The Foreigner
The Foreigner is a comedic play by Larry Shue, first performed in New York in 1984. It follows the adventures of a boring and chronically shy Englishman named Charlie Baker during his three-day stay in a rural fishing lodge in Georgia. He is there with his friend S/Sgt. "Froggy" LaSueur, who is on official business with the American military, depressed over his nowhere job and his marriage to a wife who has been consistently unfaithful and is now terribly ill. He feels he cannot talk to people, so he pretends to be a foreigner who speaks no English, and in doing so inadvertently charms many of the locals, including the widowed owner of the lodge Betty Meeks, bitter ex-debuntante Catherine Simms, and Catherine's dim-witted younger brother Ellard. But things get complicated when Catherine's fiance David accidentally impregnates her, and the racist property inspector Owen threatens to condemn the property and turn it into headquarters for the Ku Klux Klan.
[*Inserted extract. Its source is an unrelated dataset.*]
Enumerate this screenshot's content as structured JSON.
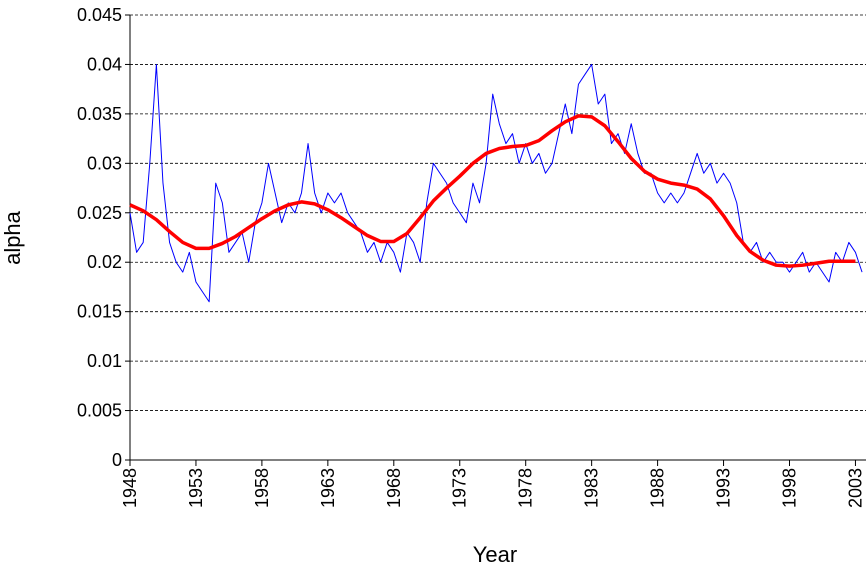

Long story short, Hilarity Ensues.
Not to be confused with the Steven Seagal film.
- Becoming the Mask: Charlie and his "foreign man" persona
- Big Bad: Owen.
- Bond One-Liner: Froggy gets an awesome one after blowing up the van : "Bloody foreign cars, can't trust 'em".
- Cool Old Lady: Betty.
- Corrupt Hick: Owen Musser, in spades.
- The Dragon: David.
- Fake Nationality: A rare in-play example.
- Five-Man Band:
- The Hero would be Charlie, though he's mostly of the reluctant variety.
- The Lancer is Froggy.
- The Big Guy is Ellard.
- The Chick: Catherine.
- Genius Ditz: What everyone thinks Ellard is when he starts "teaching" Charlie how to speak English.
- The Ghost: Charlie's wife Mary, and Betty's late husband.
- Little Red Riding Hood: When prompted to tell a story in his native language, Charlie tells this, with the help of ridiculous hand gestures.
- Obfuscating Stupidity: Charlie, though it's not so much stupidity as naivety.
- True Companions: What the heroes have become at the end of the show.
- Unspoken Plan Guarantee: Partly invoked in Act Four; it is acknowledged on-stage, but what the plan itself is we don't find out until the bad guys do.